The South African Reserve Bank today lowered the REPO rate by a further 50 basis points, down to the level last seen in 2005 and the lowest the REPO and BA Rate have been in nearly 3 decades. Surveys leading up to the announcement and analysis of market interest rates suggests that the expectation was for rates to be held constant. Was this a purely populist decision, or does Tito Mboweni see more economic trouble ahead that other, more optimistic South Africans believe?
To date, the South African economy has been relatively less affected by the global financial crisis. Unemployment in Spain is up to 18% – within spitting distance of our own extravagant unemployment rates. Several large economies have been making eyes at 10% annual declines in GDP – often used as an informal definition of a depression (compared with a recession typically defined as two consecutive quarters of decline in real GDP). Property prices have been declining between 5% and 10% (depending on who you ask) and even after allowing for our higher inflation and thus greater real decreases, we compare very favourable to the drops of 20% to 50% in some parts of some countries.
Our stock market took some very sharp dives last year, but is hovering close to 11 month highs at the moment. It seems many are pricing in a return to normal earnings in 2010. At the same time, Germany announced yesterday a 2nd quarter increase in GDP. Is the worst behind us? Have we been very sheltered so far?

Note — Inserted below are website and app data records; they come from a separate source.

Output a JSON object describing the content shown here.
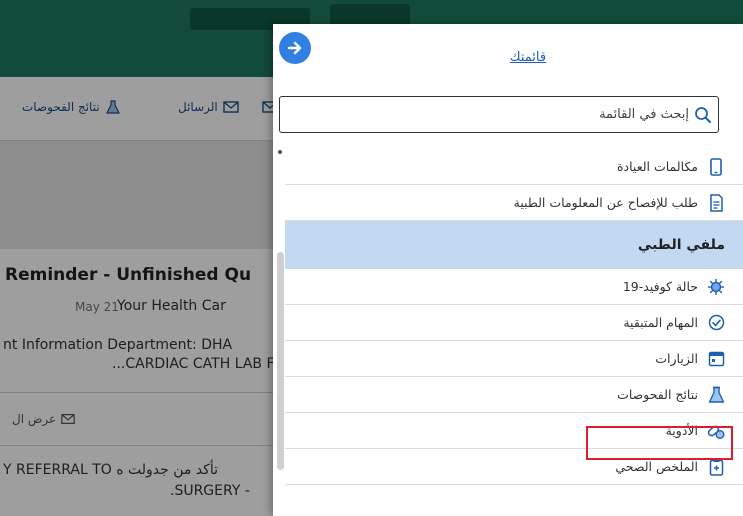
{
  "background": {
    "toolbar": {
      "messages_label": "الرسائل",
      "test_results_label": "نتائج الفحوصات"
    },
    "message": {
      "title": "Reminder - Unfinished Qu",
      "date": "May 21",
      "from": "Your Health Car",
      "preview_line1": "nt Information Department: DHA",
      "preview_line2": "...CARDIAC CATH LAB F",
      "view_label": "عرض ال",
      "body_line1": "Y REFERRAL TO تأكد من جدولت ه",
      "body_line2": ".SURGERY -"
    }
  },
  "panel": {
    "title": "قائمتك",
    "search": {
      "value": "إبحث في القائمة",
      "placeholder": "إبحث في القائمة"
    },
    "items": [
      {
        "label": "مكالمات العيادة",
        "icon": "phone-icon"
      },
      {
        "label": "طلب للإفصاح عن المعلومات الطبية",
        "icon": "document-icon"
      }
    ],
    "section_title": "ملفي الطبي",
    "section_items": [
      {
        "label": "حالة كوفيد-19",
        "icon": "virus-icon"
      },
      {
        "label": "المهام المتبقية",
        "icon": "check-circle-icon"
      },
      {
        "label": "الزيارات",
        "icon": "calendar-icon"
      },
      {
        "label": "نتائج الفحوصات",
        "icon": "flask-icon"
      },
      {
        "label": "الأدوية",
        "icon": "pills-icon"
      },
      {
        "label": "الملخص الصحي",
        "icon": "clipboard-icon"
      }
    ]
  },
  "colors": {
    "accent": "#2f80e0",
    "header_green": "#1d7a5e",
    "section_bg": "#c3d9f2",
    "highlight": "#e01b2b"
  }
}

I believe we have been more delayed than sheltered. Yes, exchange controls, the NCA and more conservative lending standards protected our banks from the direct meltdown of sub-prime mortgages. 72 banks have failed this year in the US (69 last time I blogged just a few days ago) while none of our banks have collapsed. However, there is plenty more bad news.
Our decline in GDP started much later than other countries. Perhaps it was this that convinced Trevor Manuel to foolishly claim we would not fall into recession. (I’m not sure which is the worse truth, Mr Manuel was sufficiently obtuse to really not believe it would happen, or it was another pre-election promise that simply was never going to be kept.) Germany may now be exiting their recession, but this is after a year of being in recession since the start of 2008. Manufacturing output is massively down, retail sales are massively down and liquidations are still climbing.
8 weeks ago my hairdresser was happy to announce they were still busy. 4 weeks ago and again this weekend she was complaining that they were very, very quiet. Lapse experience on individual life policies continues to deteriorate, and terminations of entire provident fund schemes (as a result of business closures) is charging full steam ahead, gathering momentum rather than slowing. Restaurants have closed and not reopened. These anecdotes tell of decrease disposable income, job losses, business closures and the beginnings of economic hardship.
So was Mr Mboweni’s decision to cut rates a populist move? Perhaps. Certainly the 7% real wage increases offered to municipal workers have no merit except popularity amongst the recipients. But I feel that our economy will go through tougher times before better, and a little more stimulus isn’t the worst idea. National, provincial and city budgets are being strained with large expenditures (now larger with the wage increases) and sharply reduced revenue collections. The City of Joburg has had to negotiate a higher debt level in their bond covenant since they are at 50%, 8% above the required 42%.
Now is not the time to crack the champagne and relax – the storm is continuing and our shelter may yet prove insufficient.